We’ve all been there: staring at a massive paper, dataset, or application and thinking, I don’t even know where to start. The bigger and more important the task feels, the more likely it is to sit untouched on our to-do list while we do… literally anything else. That’s been my day: I woke up motivated, had good energy, and still managed to avoid my desk by doing every possible chore.
That’s when I turn to the 20-minute rule. Instead of committing to hours of focused work, just start for 20 minutes. That’s it.
Why it works
Committing to 20 minutes feels manageable – it takes less mental effort than signing yourself up for hours. This small entry point reduces overwhelm and helps break through perfectionism paralysis. Big tasks suddenly feel approachable.
And the best part? Sometimes you stop after 20 minutes – and that’s progress. Other times, you’ll find yourself in a groove and keep going longer than you planned. Either way, you’ve moved the task forward.
How to apply the 20-minute rule in grad school
Writing: Open your document and draft or revise for 20 minutes. Even addressing one comment counts.
Reading: Don’t dread the full article – commit to five pages.
Data analyses: Spend 20 minutes setting up your code, organizing files, or running one step.
Administrative tasks: Update part of your CV, reply to a few emails, or track your research/placement hours.
Pro tip: If you feel stuck because there are too many tasks pulling your attention, commit 20-minutes to just one. It’s not about choosing the “right” task – it’s about breaking avoidance and building momentum.
A reflection on productivity
Productivity in grad school isn’t about marathon study sessions and perfect concentration. It’s fluid and changes daily. Some days you put in 8+ hours and feel like you’ve gotten nowhere, other days, four hours gets three tasks off your plate. Some days tasks feel effortless; other days starting anything feels impossible.

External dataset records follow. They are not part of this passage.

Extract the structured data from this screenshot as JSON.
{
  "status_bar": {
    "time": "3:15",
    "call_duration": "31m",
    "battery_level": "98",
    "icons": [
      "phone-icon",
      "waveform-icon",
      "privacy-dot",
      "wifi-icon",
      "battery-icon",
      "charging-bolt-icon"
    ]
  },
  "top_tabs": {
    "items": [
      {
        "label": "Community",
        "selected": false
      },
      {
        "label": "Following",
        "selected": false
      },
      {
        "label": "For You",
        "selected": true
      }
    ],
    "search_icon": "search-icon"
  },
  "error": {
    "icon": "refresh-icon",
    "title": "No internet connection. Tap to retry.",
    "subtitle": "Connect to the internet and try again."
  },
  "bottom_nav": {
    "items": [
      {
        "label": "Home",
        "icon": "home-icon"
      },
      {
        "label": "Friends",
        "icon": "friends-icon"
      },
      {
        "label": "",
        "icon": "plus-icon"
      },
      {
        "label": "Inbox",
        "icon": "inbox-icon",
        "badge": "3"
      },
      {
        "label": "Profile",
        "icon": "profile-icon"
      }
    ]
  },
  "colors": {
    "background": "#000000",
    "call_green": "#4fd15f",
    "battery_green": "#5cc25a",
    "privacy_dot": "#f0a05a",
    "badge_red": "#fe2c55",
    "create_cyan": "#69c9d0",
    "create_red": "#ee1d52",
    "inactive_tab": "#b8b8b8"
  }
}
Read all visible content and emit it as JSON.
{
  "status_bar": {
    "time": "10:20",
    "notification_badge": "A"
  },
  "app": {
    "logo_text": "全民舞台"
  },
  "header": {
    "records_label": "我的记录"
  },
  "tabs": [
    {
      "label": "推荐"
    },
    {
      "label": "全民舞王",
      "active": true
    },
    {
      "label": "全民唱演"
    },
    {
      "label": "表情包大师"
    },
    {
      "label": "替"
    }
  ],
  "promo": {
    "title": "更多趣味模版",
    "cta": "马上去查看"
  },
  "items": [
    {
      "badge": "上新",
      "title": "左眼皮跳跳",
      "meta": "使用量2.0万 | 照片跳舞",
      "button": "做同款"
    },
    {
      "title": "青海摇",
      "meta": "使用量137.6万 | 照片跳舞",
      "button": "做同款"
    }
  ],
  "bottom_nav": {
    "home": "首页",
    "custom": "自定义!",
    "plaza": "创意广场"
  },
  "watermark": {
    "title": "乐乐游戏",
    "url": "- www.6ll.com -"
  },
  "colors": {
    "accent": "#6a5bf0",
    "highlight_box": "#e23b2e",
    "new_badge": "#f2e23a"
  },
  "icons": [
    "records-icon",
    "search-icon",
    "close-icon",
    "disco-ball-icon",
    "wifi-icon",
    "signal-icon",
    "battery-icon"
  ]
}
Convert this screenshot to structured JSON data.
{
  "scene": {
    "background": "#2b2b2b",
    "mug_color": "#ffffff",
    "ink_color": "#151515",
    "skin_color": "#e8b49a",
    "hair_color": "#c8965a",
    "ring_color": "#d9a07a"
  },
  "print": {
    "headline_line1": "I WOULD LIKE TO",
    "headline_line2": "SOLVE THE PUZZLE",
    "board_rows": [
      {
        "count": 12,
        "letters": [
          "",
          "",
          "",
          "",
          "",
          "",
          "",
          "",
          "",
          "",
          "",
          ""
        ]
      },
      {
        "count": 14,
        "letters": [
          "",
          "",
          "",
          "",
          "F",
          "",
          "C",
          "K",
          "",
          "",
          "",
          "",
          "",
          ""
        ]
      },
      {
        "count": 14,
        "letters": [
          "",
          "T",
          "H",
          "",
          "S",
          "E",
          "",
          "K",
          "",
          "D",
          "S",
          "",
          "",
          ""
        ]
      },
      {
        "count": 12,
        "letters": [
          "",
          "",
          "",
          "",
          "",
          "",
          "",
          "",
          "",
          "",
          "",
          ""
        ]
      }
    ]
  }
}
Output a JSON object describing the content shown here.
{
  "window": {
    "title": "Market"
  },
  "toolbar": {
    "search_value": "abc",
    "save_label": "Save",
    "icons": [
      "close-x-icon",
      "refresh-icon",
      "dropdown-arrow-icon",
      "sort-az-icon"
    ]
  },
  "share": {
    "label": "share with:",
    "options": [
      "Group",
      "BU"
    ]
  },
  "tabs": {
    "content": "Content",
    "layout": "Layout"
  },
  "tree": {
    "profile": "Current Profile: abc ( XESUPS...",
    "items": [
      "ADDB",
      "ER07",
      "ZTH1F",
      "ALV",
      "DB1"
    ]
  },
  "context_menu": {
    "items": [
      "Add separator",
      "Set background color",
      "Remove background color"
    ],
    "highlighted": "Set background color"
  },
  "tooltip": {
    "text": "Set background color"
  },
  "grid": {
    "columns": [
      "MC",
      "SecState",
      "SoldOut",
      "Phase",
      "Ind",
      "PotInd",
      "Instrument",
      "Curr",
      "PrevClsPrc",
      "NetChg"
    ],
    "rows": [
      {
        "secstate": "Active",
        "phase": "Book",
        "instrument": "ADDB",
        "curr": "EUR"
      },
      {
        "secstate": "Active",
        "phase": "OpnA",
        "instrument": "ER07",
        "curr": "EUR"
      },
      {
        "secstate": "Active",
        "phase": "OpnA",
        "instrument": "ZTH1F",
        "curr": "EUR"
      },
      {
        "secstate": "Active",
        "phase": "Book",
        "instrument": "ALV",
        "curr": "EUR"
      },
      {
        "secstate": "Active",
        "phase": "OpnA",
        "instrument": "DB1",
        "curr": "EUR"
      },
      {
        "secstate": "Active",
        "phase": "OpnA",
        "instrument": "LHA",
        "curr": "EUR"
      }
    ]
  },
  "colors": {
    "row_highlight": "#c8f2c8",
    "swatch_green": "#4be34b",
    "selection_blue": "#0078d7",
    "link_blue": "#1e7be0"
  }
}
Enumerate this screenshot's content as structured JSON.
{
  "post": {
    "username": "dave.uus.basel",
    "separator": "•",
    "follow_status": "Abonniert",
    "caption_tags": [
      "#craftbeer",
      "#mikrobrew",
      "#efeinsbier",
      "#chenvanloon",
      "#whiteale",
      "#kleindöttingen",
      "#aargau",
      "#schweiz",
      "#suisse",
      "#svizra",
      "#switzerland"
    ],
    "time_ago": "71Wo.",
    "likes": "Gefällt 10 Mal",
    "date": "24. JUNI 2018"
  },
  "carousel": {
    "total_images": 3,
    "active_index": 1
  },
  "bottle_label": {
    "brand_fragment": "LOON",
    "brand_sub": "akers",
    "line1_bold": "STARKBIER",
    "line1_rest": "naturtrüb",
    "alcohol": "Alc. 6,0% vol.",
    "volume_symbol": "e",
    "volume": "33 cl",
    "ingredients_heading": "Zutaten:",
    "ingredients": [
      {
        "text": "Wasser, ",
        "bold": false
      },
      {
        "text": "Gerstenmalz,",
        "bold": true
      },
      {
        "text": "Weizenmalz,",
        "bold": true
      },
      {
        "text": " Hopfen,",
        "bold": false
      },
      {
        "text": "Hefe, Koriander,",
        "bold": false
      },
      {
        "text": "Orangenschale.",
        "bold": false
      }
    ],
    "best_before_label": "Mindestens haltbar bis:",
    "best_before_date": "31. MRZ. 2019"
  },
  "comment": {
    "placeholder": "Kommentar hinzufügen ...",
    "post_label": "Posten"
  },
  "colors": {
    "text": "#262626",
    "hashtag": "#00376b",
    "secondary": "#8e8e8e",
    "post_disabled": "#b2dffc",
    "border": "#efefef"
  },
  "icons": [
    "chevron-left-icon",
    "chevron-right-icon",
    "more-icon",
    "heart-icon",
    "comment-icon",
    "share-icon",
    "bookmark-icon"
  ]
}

True productivity is about rolling with those fluctuations and finding ways to move forward, even in tiny increments. The 20-minute rule works because it meets you where you are – reminding you that small steps count, and they often add up to more than we expect.
This week’s experiment: Pick one task you’ve been avoiding and set a timer for 20 minutes. Notice how it shifts your resistance and how you feel when the time goes off.